See, when your license has been expired for more than a year, you have to take the knowledge and drivers tests again. As I drove home, I tried to remember the catch phrase they were neurotically screaming at the end of a particular Seinfeld episode.

On my return to the DMV, the nice lady named Rochelle said the documents I brought proved I lived in my house but I needed my social security card or a recent W2 form to prove my American citizenship. My tax documents weren’t acceptable. My original Social Security card was stolen with my wallet 10 years ago. And I don’t work. Cue my first teary moment. Then the catchphrase came to me; Serenity Now!  Serenity Now!

The Social Security Administration was behind a Wal-mart 20 more miles Southeast in Cambridge. After my half hour wait with an older gentleman from deeper in the Eastern Shore who showed me a booby picture on his phone, the nice lady told me my expired driver’s license was not a valid form of ID. No real surprise there. My intuition had decided to show up during my ride there and had warned me of this possibility.
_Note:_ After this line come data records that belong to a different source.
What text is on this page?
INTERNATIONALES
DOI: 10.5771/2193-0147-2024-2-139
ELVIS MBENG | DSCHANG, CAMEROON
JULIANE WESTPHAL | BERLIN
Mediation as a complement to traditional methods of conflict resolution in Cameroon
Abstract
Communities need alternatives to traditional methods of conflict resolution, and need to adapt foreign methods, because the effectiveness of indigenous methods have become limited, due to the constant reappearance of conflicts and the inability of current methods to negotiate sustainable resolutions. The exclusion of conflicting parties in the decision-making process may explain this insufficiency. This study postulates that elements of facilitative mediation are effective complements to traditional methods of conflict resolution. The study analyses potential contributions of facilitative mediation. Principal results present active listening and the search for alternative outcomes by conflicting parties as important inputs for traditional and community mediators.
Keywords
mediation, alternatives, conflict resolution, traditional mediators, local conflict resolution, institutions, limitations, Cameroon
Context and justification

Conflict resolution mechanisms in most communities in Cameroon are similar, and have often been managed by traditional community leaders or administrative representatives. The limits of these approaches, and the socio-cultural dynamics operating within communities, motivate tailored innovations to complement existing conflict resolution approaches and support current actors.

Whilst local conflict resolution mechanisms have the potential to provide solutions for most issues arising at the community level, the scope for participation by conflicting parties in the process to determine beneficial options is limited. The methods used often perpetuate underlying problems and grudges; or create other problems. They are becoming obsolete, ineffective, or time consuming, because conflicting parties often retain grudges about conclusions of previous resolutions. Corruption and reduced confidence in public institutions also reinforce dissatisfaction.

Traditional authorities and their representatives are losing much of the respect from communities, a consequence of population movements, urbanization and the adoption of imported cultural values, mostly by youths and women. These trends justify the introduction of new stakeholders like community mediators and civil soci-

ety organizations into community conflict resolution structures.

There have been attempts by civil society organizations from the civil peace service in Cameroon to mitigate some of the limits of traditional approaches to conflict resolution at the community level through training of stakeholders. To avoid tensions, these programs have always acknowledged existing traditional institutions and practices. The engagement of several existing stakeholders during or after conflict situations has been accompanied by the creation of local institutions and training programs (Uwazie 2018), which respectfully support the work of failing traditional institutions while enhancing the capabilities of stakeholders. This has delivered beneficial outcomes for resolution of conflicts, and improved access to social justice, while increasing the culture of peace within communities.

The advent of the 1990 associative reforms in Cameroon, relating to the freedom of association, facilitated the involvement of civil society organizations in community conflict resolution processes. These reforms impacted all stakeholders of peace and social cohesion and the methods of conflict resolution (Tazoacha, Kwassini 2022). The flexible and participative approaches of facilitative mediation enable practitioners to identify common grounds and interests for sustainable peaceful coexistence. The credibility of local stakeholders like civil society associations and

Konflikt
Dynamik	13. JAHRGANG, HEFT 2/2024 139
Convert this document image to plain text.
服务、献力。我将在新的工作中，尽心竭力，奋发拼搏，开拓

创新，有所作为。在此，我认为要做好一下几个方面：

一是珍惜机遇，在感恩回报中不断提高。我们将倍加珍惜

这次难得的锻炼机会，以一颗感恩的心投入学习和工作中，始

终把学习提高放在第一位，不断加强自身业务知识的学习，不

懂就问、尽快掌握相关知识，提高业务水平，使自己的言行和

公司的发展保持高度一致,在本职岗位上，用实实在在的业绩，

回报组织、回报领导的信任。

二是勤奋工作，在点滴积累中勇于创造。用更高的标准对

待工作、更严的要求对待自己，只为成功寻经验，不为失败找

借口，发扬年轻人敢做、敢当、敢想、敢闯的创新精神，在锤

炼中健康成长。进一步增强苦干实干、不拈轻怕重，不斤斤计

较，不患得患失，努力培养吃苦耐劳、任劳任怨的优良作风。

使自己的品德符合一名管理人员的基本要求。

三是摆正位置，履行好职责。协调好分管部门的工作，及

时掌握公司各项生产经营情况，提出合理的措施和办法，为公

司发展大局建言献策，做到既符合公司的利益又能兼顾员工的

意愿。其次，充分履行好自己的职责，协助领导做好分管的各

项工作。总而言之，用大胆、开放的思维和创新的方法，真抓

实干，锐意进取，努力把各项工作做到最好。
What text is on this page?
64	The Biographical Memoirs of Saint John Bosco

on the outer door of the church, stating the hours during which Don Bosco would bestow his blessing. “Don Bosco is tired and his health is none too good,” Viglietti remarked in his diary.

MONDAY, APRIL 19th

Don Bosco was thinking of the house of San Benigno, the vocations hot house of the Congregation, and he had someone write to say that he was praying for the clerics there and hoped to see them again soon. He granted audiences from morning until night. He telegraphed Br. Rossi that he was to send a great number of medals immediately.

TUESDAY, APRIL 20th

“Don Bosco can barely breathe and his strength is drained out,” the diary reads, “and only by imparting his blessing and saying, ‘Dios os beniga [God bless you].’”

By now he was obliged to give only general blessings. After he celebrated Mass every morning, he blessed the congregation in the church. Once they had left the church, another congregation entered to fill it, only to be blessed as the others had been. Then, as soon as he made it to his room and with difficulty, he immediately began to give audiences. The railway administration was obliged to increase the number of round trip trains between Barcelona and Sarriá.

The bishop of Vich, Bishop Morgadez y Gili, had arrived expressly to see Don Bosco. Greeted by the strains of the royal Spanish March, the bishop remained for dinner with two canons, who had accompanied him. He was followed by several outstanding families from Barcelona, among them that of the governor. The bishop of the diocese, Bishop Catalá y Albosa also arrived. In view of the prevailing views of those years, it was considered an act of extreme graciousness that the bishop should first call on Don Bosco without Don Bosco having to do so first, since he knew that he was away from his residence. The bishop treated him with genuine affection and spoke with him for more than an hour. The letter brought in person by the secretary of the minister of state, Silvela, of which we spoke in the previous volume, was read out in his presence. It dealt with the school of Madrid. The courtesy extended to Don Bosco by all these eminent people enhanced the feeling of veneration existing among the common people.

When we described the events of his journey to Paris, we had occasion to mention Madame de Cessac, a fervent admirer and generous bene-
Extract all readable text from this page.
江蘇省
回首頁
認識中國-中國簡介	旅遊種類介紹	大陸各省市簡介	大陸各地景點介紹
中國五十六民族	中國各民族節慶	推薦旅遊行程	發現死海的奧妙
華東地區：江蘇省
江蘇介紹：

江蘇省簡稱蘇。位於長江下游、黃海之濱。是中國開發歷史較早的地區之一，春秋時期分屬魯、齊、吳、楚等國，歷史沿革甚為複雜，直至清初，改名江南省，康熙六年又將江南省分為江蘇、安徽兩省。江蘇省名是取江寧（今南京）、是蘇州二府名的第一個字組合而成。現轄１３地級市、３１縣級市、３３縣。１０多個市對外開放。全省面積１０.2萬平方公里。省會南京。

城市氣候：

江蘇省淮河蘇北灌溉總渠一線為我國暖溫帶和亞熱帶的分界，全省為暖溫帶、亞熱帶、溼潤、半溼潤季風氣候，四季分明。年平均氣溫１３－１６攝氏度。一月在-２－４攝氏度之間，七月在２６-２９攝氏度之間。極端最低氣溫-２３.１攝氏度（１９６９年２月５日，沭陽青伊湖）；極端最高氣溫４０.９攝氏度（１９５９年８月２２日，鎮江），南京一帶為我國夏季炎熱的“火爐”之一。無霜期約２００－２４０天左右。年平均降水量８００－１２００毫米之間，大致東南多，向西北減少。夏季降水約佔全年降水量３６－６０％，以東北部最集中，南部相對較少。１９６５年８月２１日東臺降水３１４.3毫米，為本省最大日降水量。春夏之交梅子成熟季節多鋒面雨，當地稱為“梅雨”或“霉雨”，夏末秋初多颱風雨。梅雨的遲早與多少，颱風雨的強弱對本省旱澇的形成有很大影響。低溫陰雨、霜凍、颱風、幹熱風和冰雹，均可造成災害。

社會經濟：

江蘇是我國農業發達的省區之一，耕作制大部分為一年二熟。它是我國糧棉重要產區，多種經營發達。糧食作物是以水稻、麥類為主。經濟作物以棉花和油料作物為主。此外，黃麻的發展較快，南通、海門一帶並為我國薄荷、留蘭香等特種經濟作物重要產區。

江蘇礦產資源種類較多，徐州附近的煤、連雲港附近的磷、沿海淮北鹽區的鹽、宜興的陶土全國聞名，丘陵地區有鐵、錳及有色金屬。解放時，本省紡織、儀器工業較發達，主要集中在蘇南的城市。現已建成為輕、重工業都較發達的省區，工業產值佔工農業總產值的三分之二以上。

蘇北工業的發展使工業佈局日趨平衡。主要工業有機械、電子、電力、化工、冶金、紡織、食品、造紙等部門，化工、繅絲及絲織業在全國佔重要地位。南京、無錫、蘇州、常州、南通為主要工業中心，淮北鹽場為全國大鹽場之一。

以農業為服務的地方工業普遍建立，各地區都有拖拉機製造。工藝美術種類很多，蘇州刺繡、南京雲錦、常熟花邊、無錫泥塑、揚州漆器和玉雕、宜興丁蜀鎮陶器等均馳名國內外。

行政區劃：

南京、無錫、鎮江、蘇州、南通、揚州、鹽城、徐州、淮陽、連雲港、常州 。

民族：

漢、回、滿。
Did I have a life insurance policy handy? I got teary eyed again. How about a note from my doctor? Good thing I’d been sick once and had a doctor…back in Easton.

I drove back to Easton to beg for a form from my doctor’s office signed in red, green, and blue ink but absolutely not black ink.  An hour later I was back at the SS Administration swearing that everything I told her was true. She handed me the application receipt for my card and informed me I could now go home and wait for my card to come in the mail.

“Thank you sir, may I have another?”

After driving 120 plus miles around on my expired license, I returned home to wait. My shoulders were tense, my eyelid twitched and I chewed on my lip like it was dinner. My Now had no stinky Serenity in sight.